Dear all,
I am a Muslim social worker and have been working in The Anglican Trust for Women and children (ATWC) for 14 years.
Many people have changed jobs since, but I have stayed on. On several occasions I have been asked why I don’t change jobs like many others in the same profession. I also asked myself this question numerous times. Each time I had a different answer, but I didn’t really know why until today when I felt overwhelmed with the warm feelings, love and support from non-Muslim friends and colleagues following the 15th of March terrorist attack on Christchurch. Now I can clearly see why I didn’t move out of ATWC even when there have been opportunities with a better package.
My first social work job in NZ was with ATWC Family Start. Since, this Agency has become my family, after the one I left in Iraq 25 years ago when I came here looking for a safe home for my children.
During my 14 years working for ATWC, I never experienced racism or felt like I was treated differently or unfairly regardless being a Muslim migrant. Rather, I was always treated with love, respect and dignity. I was supported by the CEO and the senior management to develop programs or workshops to support our refugee and migrant community including the Muslim community – thank you Judy Mataia, Shelmaine Terblanche and Elizabeth Walker.
My colleagues were very sensitive towards me and other Muslim staff whenever terrorist attacks occurred by radical Muslims in other parts of the world. My non Muslim colleagues never shared their anger or frustration about these attacks in front of me. Instead they hugged me to reassure me that they know I am a Muslim but not terrorist, thank you Tania Beekmans and other colleagues for always being there for me.

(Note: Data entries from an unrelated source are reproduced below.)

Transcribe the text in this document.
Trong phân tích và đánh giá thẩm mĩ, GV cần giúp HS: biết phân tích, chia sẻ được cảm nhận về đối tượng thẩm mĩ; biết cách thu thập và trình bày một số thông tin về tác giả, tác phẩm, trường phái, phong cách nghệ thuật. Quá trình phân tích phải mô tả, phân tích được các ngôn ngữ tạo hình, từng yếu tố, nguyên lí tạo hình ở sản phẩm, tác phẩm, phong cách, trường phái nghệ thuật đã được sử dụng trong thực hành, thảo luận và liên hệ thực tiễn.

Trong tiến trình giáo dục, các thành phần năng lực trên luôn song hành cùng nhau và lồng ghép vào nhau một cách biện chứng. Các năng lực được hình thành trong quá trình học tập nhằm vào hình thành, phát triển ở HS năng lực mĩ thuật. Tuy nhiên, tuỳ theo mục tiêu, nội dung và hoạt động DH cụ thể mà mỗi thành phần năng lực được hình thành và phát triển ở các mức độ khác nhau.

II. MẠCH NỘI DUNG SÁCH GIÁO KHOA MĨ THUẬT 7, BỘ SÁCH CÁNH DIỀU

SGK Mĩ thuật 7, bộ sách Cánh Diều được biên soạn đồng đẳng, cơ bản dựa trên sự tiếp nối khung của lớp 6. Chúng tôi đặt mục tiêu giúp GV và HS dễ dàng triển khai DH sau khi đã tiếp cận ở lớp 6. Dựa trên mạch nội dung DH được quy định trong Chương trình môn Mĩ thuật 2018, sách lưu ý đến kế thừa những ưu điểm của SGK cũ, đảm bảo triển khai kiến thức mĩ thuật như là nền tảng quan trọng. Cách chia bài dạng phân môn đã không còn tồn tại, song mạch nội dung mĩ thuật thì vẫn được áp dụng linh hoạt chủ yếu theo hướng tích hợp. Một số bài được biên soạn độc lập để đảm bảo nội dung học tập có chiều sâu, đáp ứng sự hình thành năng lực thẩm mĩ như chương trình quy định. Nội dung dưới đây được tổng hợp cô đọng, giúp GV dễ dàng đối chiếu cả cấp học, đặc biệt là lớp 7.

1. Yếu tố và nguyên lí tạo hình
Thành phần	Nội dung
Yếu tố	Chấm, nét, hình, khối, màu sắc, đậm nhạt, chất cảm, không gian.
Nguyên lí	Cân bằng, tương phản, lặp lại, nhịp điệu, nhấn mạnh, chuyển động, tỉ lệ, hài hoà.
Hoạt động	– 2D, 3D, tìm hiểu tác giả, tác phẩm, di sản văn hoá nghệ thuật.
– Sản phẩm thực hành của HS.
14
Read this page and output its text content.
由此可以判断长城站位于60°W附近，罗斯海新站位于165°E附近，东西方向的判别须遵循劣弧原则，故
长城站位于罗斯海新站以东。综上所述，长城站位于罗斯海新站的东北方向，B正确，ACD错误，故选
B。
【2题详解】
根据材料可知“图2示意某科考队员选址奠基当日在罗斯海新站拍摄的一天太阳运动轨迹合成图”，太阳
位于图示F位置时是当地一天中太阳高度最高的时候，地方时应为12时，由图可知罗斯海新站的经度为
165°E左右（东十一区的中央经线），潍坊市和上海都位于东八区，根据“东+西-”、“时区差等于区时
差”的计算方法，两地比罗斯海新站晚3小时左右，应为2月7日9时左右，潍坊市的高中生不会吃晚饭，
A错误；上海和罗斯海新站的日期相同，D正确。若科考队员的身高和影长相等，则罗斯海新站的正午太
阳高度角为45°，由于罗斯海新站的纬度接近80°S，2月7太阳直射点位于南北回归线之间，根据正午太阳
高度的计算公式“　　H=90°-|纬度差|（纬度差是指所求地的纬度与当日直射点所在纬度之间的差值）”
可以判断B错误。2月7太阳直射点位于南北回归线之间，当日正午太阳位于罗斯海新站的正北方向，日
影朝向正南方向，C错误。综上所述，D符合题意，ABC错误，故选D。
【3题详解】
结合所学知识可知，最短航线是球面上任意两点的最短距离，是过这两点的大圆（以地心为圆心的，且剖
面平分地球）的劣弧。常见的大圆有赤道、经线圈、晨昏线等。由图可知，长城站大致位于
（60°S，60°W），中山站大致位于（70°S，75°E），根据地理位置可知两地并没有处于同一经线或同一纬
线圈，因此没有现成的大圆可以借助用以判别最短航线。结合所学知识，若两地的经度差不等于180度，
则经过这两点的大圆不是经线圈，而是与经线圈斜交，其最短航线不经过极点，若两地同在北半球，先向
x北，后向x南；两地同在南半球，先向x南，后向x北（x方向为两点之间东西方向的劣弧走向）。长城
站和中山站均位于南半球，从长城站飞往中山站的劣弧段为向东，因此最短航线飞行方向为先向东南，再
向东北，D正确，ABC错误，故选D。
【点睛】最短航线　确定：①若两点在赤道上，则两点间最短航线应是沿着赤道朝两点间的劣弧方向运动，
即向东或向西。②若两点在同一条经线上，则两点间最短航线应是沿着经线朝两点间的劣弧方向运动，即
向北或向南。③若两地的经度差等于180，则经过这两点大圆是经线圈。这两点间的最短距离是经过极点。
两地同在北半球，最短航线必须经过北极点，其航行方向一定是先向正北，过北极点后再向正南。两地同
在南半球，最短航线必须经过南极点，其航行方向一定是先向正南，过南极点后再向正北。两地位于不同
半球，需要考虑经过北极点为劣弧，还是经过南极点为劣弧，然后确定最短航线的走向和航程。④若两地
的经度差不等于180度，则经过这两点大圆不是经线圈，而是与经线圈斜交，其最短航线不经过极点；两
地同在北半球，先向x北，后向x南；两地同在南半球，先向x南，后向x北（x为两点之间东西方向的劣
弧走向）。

In Ramadan, the month of fasting, I was supported to provide food parcels to our Muslim families. The agency provided a prayer room for us to do our daily prayer during work. We were offered flexible working hours so we can get home early and cook a decent meal for our families. Most of my colleagues try not to eat or drink in font of me while I’m fasting or apologise if they have to eat. One of my non-Muslim colleagues fasted the whole month with us, the three Muslim staff, as a way of support, love and aroha to Maylene Tavita. In every work event or celebration, we the Muslim staff and clients were provided with a Muslim meal.
I was promoted to a manger role although I am a Muslim and was wearing scarf then. I always felt loved, respected and valued for bringing diversity to the agency. I feel special because of my differences not because I am a second level citiizen.
What else can I ask for if I have a family like ATWC? Leaving a family behind in Iraq and building a new family at ATWC is something I wouldn’t easily change even for better package.
I am proud to be a New Zealand Muslim working for The Anglican Trust for Women and Children and supporting families from different cultural and religious backgrounds.
I am terribly sorry for my Muslim brothers and sisters who lost their lives in the Christchurch terrorist attack. However, I am thrilled at the amount of love non Muslim New Zealanders have for Muslim because we are one. I also appreciate the love and support messages from my non-Muslim colleagues and friends since the attack. I always introduce myself as a ‘Muslim but not terrorist’ and I definitely know this not who New Zealand or New Zealanders are.
At this difficult time, I encourage you all to comfort and reassure our Muslim and non-Muslim families that we are one and nothing can divide our peaceful country. We chose NZ to be home for our children and we all responsible to keep the peace and protect our NZ.
I am leaving my mother-home soon and looking forward to return to my home of choice, NZ. I am not worried about my children staying behind at this time because I trust they’re well supported by their Muslim and non-Muslim colleagues and friends there. I am shocked but feel relived when I think about the load of hugs and kisses I could have received from all of you if I was there at this difficult time.